This collection consists of early optical devices commonly known as magic lanterns. The first report of the construction of a magic lantern is generally considered to be referring to the Dutch scientist Christiaan Huygens in 1659. The lanterns in this collection are dated from the early 1800s until the mid 1900s and include large professional devices as well as consumer models and toy magic lanterns.

The collection also holds over 500 lantern slides on a wide range of subjects. The slides demonstrate different iterations of glass slide projection and the evolution from hand-painted imagery to photographic and mechanical slides.
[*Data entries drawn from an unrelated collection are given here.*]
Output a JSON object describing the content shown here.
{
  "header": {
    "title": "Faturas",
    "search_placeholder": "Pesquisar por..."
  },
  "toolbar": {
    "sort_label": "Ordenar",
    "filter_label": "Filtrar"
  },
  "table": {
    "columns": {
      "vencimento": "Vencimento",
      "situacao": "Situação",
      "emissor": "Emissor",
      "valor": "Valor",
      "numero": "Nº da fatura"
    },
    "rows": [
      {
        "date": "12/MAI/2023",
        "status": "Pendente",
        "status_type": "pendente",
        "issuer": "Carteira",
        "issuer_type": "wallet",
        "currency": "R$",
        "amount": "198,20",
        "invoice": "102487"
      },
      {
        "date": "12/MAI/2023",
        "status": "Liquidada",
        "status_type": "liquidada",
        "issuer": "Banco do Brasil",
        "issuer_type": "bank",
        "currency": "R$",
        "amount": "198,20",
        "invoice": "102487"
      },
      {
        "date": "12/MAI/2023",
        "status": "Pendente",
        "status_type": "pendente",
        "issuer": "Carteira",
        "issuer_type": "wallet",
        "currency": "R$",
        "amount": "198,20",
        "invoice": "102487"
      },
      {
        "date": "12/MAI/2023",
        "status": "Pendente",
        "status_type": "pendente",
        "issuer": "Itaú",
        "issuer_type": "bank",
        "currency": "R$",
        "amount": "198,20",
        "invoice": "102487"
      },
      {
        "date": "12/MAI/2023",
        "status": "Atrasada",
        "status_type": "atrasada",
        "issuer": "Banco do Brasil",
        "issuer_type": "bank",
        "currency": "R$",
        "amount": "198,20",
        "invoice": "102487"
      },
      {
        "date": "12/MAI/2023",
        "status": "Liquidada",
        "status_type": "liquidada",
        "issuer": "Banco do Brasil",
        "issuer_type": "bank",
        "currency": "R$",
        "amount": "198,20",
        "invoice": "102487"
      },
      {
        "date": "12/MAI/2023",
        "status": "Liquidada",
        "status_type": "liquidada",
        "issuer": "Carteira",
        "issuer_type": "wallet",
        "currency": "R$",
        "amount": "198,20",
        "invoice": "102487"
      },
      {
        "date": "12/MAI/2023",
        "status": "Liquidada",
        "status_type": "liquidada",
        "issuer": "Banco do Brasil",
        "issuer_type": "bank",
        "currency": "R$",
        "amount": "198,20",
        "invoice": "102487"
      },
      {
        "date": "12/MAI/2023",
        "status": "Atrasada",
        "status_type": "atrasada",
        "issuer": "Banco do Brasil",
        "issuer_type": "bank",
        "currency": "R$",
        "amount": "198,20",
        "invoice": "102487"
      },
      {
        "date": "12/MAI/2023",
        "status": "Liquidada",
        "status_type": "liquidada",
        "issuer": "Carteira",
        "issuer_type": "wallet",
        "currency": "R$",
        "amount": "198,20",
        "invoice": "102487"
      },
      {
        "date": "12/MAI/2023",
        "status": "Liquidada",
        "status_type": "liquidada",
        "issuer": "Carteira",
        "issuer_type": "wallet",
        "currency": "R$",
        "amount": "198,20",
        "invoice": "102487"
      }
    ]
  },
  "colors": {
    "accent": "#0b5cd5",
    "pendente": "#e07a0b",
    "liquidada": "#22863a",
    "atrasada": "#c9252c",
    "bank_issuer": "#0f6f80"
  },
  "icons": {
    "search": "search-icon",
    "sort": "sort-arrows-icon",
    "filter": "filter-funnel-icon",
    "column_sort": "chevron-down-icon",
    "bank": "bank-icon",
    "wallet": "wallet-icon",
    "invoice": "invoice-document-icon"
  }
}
For more information about the history of magic lantern projection, please see our blog post: https://library.ryerson.ca/asc/2017/10/new-exhibition-projecting-magic/

Improved Phantasmagoria Lantern

A black tin Improved Phantasmagoria Lantern with handle and crooked chimney.

Carpenter marketed his Improved Phantasmagoria Lantern as a consumer version of the famous Phantasmagoria lantern shows that simulated ghost and spirit projections during the late 1700 and early 1800s. The name is a misnomer since Phantasmagoria refers to a type of projection rather than a type of lantern. The handle on the lantern was meant to accompany a larger professional magic lantern show with a small, mobile projector, or for small scale uses.

Carpenter & Westley

Lampascope Boule

The Lampascope Boule is a circular magic lantern projector with a hole at the base. This consumer lantern was meant to be placed on top of an oil lamp for home use. Lampascope projectors were elaborately painted with bright colours. This lantern is very faded but has remnant of red on the lens, and blue on the chimney.

Auguste Lapierre

Biunial Magic Lantern

A large biunial mahogany and brass magic lantern. Biunial or double lens projectors have two separate optical systems that allow transition effects such as dissolves between slides.

Cinematograph

A hand-cranked 35 mm and small glass slide projector. This cinematograph was made after 1908 by the limited company Société Anonyme des Etablissements Demaria - Lapierre, when the two Lapierre brothers were obliged to amalgamate with the photographic manufacturer Jules Demaria. Cinematographs always had the ability to show loops, film strips from which the begin and end were glued together. For this purpose the upper reel was mounted above the apparatus on an extending bar. Longer films could also be showed but since there was not take-up reel the film would fall onto the floor or in a bag. The intermittent film transport was brought about by a rotating buckled rod that repeatedly struck the film down.